Ce jour-là, Émilie lut dans le journal que tous les cadenas du pont des Arts, ces souvenirs accrochés aux grilles par les amoureux pour immortaliser leur union, avaient disparu en une nuit.

Tentative dissimulée des autorités pour éliminer les breloques inesthétiques ? Pied de nez d’un cartel anti-romantisme ? Le mystère demeurait complet.

À la lecture de la nouvelle, Émilie eut un mauvais pressentiment. Elle et son copain Simon avaient suspendu un cadenas sur le pont à leur arrivée à Paris. Depuis, chaque fois que le hasard guidait leurs pas vers la passerelle, ils constataient que l’objet était toujours là, parmi une armée d’autres preuves d’amour narguant la Seine et ses bateaux-mouches. Émilie n’était pas de nature superstitieuse. Pourtant, il lui semblait entrevoir dans cette profanation l’ombre d’un mauvais présage.

L’été arrivait à grands pas. Chaque matin, la chambre des tourtereaux baignait dans une lumière jaune annonciatrice des beaux jours. Les rayons du soleil réchauffaient leurs corps enlacés sous les draps, adoucissant le réveil, qui souvent, s’éternisait dans des étreintes langoureuses.

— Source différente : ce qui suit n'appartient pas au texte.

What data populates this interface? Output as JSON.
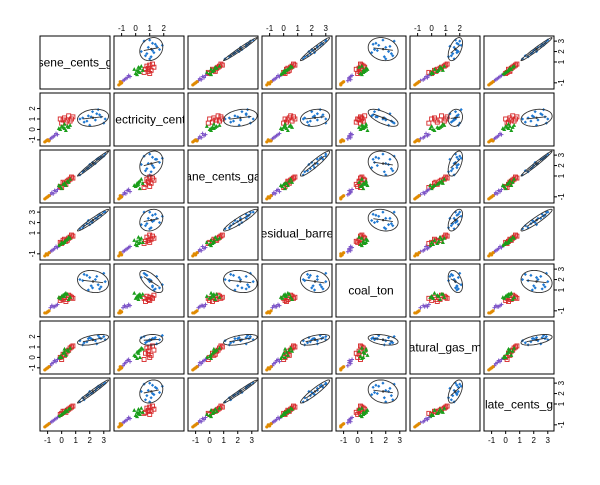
{
  "chart_data": {
    "type": "scatter",
    "variables": [
      "kerosene_cents_g",
      "electricity_cent",
      "propane_cents_ga",
      "residual_barre",
      "coal_ton",
      "natural_gas_m",
      "distillate_cents_g"
    ],
    "diagonal_labels": [
      "sene_cents_g",
      "lectricity_cent",
      "ane_cents_ga",
      "esidual_barre",
      "coal_ton",
      "atural_gas_m",
      "late_cents_g"
    ],
    "groups": [
      {
        "color": "#1f78d1",
        "marker": "diamond"
      },
      {
        "color": "#d62728",
        "marker": "square-open"
      },
      {
        "color": "#1a9e1a",
        "marker": "triangle"
      },
      {
        "color": "#7b52c7",
        "marker": "cross"
      },
      {
        "color": "#e08a00",
        "marker": "circle"
      }
    ],
    "axis_range": [
      -1.4,
      3.3
    ],
    "ticks": {
      "top": [
        {
          "column": 1,
          "labels": [
            "-1",
            "0",
            "1",
            "2"
          ],
          "values": [
            -1,
            0,
            1,
            2
          ]
        },
        {
          "column": 3,
          "labels": [
            "-1",
            "0",
            "1",
            "2",
            "3"
          ],
          "values": [
            -1,
            0,
            1,
            2,
            3
          ]
        },
        {
          "column": 5,
          "labels": [
            "-1",
            "0",
            "1",
            "2"
          ],
          "values": [
            -1,
            0,
            1,
            2
          ]
        }
      ],
      "bottom": [
        {
          "column": 0,
          "labels": [
            "-1",
            "0",
            "1",
            "2",
            "3"
          ],
          "values": [
            -1,
            0,
            1,
            2,
            3
          ]
        },
        {
          "column": 2,
          "labels": [
            "-1",
            "0",
            "1",
            "2",
            "3"
          ],
          "values": [
            -1,
            0,
            1,
            2,
            3
          ]
        },
        {
          "column": 4,
          "labels": [
            "-1",
            "0",
            "1",
            "2",
            "3"
          ],
          "values": [
            -1,
            0,
            1,
            2,
            3
          ]
        },
        {
          "column": 6,
          "labels": [
            "-1",
            "0",
            "1",
            "2",
            "3"
          ],
          "values": [
            -1,
            0,
            1,
            2,
            3
          ]
        }
      ],
      "left": [
        {
          "row": 1,
          "labels": [
            "-1",
            "0",
            "1",
            "2"
          ],
          "values": [
            -1,
            0,
            1,
            2
          ]
        },
        {
          "row": 3,
          "labels": [
            "-1",
            "1",
            "2",
            "3"
          ],
          "values": [
            -1,
            1,
            2,
            3
          ]
        },
        {
          "row": 5,
          "labels": [
            "-1",
            "0",
            "1",
            "2"
          ],
          "values": [
            -1,
            0,
            1,
            2
          ]
        }
      ],
      "right": [
        {
          "row": 0,
          "labels": [
            "-1",
            "1",
            "2",
            "3"
          ],
          "values": [
            -1,
            1,
            2,
            3
          ]
        },
        {
          "row": 2,
          "labels": [
            "-1",
            "1",
            "2",
            "3"
          ],
          "values": [
            -1,
            1,
            2,
            3
          ]
        },
        {
          "row": 4,
          "labels": [
            "-1",
            "1",
            "2",
            "3"
          ],
          "values": [
            -1,
            1,
            2,
            3
          ]
        },
        {
          "row": 6,
          "labels": [
            "-1",
            "1",
            "2",
            "3"
          ],
          "values": [
            -1,
            1,
            2,
            3
          ]
        }
      ]
    },
    "points": [
      [
        2.4,
        0.9,
        2.2,
        2.4,
        2.0,
        1.6,
        2.3,
        0
      ],
      [
        2.1,
        1.2,
        2.0,
        2.1,
        1.4,
        1.8,
        2.0,
        0
      ],
      [
        1.8,
        0.8,
        1.7,
        1.9,
        2.4,
        1.5,
        1.8,
        0
      ],
      [
        2.7,
        1.4,
        2.6,
        2.8,
        1.1,
        1.9,
        2.6,
        0
      ],
      [
        1.5,
        1.1,
        1.4,
        1.5,
        1.9,
        1.2,
        1.6,
        0
      ],
      [
        3.0,
        0.6,
        2.9,
        3.0,
        2.6,
        2.0,
        2.9,
        0
      ],
      [
        2.2,
        1.7,
        2.3,
        2.0,
        1.2,
        1.7,
        2.1,
        0
      ],
      [
        1.3,
        1.0,
        1.1,
        1.4,
        2.0,
        1.6,
        1.2,
        0
      ],
      [
        2.5,
        1.5,
        2.6,
        2.4,
        2.3,
        1.3,
        2.5,
        0
      ],
      [
        1.9,
        1.3,
        1.8,
        2.2,
        1.0,
        1.8,
        1.9,
        0
      ],
      [
        3.1,
        1.0,
        3.1,
        3.0,
        1.8,
        1.7,
        3.0,
        0
      ],
      [
        2.0,
        0.4,
        2.1,
        1.8,
        2.2,
        1.9,
        2.2,
        0
      ],
      [
        2.6,
        1.9,
        2.7,
        2.6,
        1.5,
        2.1,
        2.7,
        0
      ],
      [
        1.6,
        0.7,
        1.5,
        1.7,
        2.5,
        1.4,
        1.4,
        0
      ],
      [
        2.8,
        1.2,
        2.8,
        2.7,
        1.3,
        1.8,
        2.8,
        0
      ],
      [
        0.4,
        0.9,
        0.5,
        0.3,
        0.1,
        0.6,
        0.4,
        1
      ],
      [
        0.2,
        1.1,
        0.3,
        0.4,
        0.3,
        0.2,
        0.3,
        1
      ],
      [
        0.6,
        0.8,
        0.7,
        0.6,
        0.4,
        0.9,
        0.6,
        1
      ],
      [
        -0.1,
        1.0,
        0.0,
        0.1,
        0.0,
        0.0,
        0.0,
        1
      ],
      [
        0.8,
        1.2,
        0.8,
        0.7,
        0.2,
        1.1,
        0.8,
        1
      ],
      [
        0.3,
        0.7,
        0.2,
        0.2,
        -0.1,
        0.4,
        0.2,
        1
      ],
      [
        0.5,
        1.3,
        0.6,
        0.5,
        0.5,
        0.7,
        0.5,
        1
      ],
      [
        0.0,
        0.6,
        -0.1,
        0.0,
        0.2,
        -0.2,
        0.1,
        1
      ],
      [
        0.7,
        1.0,
        0.9,
        0.8,
        0.3,
        1.0,
        0.7,
        1
      ],
      [
        0.1,
        0.9,
        0.4,
        0.3,
        0.1,
        0.3,
        0.3,
        1
      ],
      [
        0.2,
        0.1,
        0.3,
        0.2,
        0.4,
        0.5,
        0.2,
        2
      ],
      [
        0.4,
        0.3,
        0.5,
        0.4,
        0.6,
        0.7,
        0.3,
        2
      ],
      [
        -0.1,
        0.0,
        0.0,
        -0.1,
        0.2,
        0.1,
        -0.1,
        2
      ],
      [
        0.1,
        0.2,
        0.2,
        0.0,
        0.5,
        0.4,
        0.1,
        2
      ],
      [
        0.6,
        0.4,
        0.7,
        0.5,
        0.3,
        0.9,
        0.6,
        2
      ],
      [
        0.3,
        -0.1,
        0.1,
        0.3,
        0.7,
        0.2,
        0.4,
        2
      ],
      [
        0.0,
        0.3,
        -0.2,
        0.1,
        0.4,
        0.0,
        0.0,
        2
      ],
      [
        0.5,
        0.2,
        0.4,
        0.6,
        0.1,
        0.6,
        0.5,
        2
      ],
      [
        -0.2,
        0.1,
        0.1,
        -0.2,
        0.3,
        -0.1,
        -0.2,
        2
      ],
      [
        0.2,
        0.5,
        0.3,
        0.1,
        0.6,
        0.8,
        0.2,
        2
      ],
      [
        -0.7,
        -0.8,
        -0.6,
        -0.7,
        -0.5,
        -0.6,
        -0.7,
        3
      ],
      [
        -0.5,
        -0.6,
        -0.4,
        -0.5,
        -0.6,
        -0.3,
        -0.5,
        3
      ],
      [
        -0.8,
        -0.9,
        -0.8,
        -0.8,
        -0.7,
        -0.8,
        -0.8,
        3
      ],
      [
        -0.3,
        -0.5,
        -0.3,
        -0.4,
        -0.4,
        -0.2,
        -0.3,
        3
      ],
      [
        -0.6,
        -0.7,
        -0.7,
        -0.6,
        -0.6,
        -0.5,
        -0.6,
        3
      ],
      [
        -0.4,
        -0.4,
        -0.5,
        -0.3,
        -0.5,
        -0.4,
        -0.4,
        3
      ],
      [
        -1.1,
        -1.1,
        -1.1,
        -1.0,
        -1.2,
        -1.1,
        -1.1,
        4
      ],
      [
        -1.0,
        -1.0,
        -1.0,
        -1.1,
        -1.1,
        -1.0,
        -1.0,
        4
      ],
      [
        -1.2,
        -1.2,
        -1.2,
        -1.2,
        -1.2,
        -1.2,
        -1.2,
        4
      ],
      [
        -0.9,
        -1.1,
        -0.9,
        -0.9,
        -1.0,
        -0.9,
        -0.9,
        4
      ]
    ],
    "grid": false,
    "legend": "none"
  }
}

En faisant le ménage dans son dressing, Émilie découvrit, soigneusement dissimulé entre deux sweat-shirts, un cadenas en tout point similaire à celui du pont des Arts. Elle saisit la breloque, qui se révéla solidaire d’un entrelacs de sangles de cuir bien caché au fond de l’armoire. Sa perplexité fut à son comble lorsqu’elle constata que l’étrange attirail, une fois déroulé, s’avérait constitué d’une laisse et d’un collier de chien.

Le couple ne possédait pas d’animal de compagnie. Et Simon se montrait d’ordinaire peu enclin aux cachotteries. Archétype de l’homme sain, sportif, un brin naïf, il avait séduit Émilie par son franc caractère. Pourquoi avait-il caché ces objets ? Quel usage en faisait-il ? Le cadenas intriguait particulièrement sa compagne, car il était fermé. La clé demeurait introuvable : Simon devait la conserver sur lui. Toutes ces manigances ne lui ressemblaient pas. Émilie voulut lui téléphoner pour lever le malentendu, puis elle se ravisa, sans renoncer pour autant à tirer l’affaire au clair. Afin de ne pas éveiller les soupçons, elle remit tout en place et se promit de surveiller Simon.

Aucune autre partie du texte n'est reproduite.